8th September 2015 By: Esmarie Iannucci - Creamer Media Senior Deputy Editor: Australasia

Woodside proposes Oil Search takeover

Photo by: Bloombeg

PERTH (miningweekly.com) – Australian oil and gas major Woodside on Tuesday confirmed that it had launched a confidential and nonbinding merger offer for fellow-listed Oil Search.

Woodside said it would offer 0.25 of its own shares for every one Oil Search share held, allowing Oil Search shareholders to maintain a stake in the combined entity.

The merger proposal was subject to Papua New Guinea (PNG) regulatory approval, the completion of a satisfactory due diligence and other customary conditions.
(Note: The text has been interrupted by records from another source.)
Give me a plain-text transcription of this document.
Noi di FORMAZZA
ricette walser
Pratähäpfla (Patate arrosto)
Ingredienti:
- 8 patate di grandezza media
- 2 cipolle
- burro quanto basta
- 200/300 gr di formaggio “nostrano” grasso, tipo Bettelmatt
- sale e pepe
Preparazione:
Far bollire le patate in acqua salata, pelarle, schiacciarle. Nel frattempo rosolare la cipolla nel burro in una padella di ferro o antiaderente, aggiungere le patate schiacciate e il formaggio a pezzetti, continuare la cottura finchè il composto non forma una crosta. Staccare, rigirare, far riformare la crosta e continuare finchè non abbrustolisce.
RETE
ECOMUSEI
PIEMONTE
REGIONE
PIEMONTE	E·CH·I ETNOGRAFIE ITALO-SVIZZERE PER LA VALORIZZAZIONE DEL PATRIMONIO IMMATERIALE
The proposal would also be conditional upon the parties entering into a binding implementation agreement.

Woodside stated that the merger proposal was consistent with the company’s strategy of delivering superior shareholder returns by maximising the value of its core assets, leveraging its capabilities and growing its portfolio.

Oil Search responded that it would review the proposal and update its shareholders and the market in due course.

The company pointed out that it currently had a material equity position in the PNG liquefied natural gas (LNG) project, and attractive, low-cost LNG development opportunities including the PNG LNG train 3 expansion and the Papua LNG project.

This, combined with the company’s low operating cost producing assets, reserve upsides, significant discovered resources and extensive and high-quality exploration acreage position, provided substantive scope for capital growth and positioned Oil Search to capitalise from a recovery in the oil price.

“Clearly Oil Search shareholders are entitled to an offer which adequately reflects this value potential,” the company said in a statement.

Oil Search was trading at a high of A$7.87 a share on Tuesday, while Woodside shares were trading at A$29.91 each.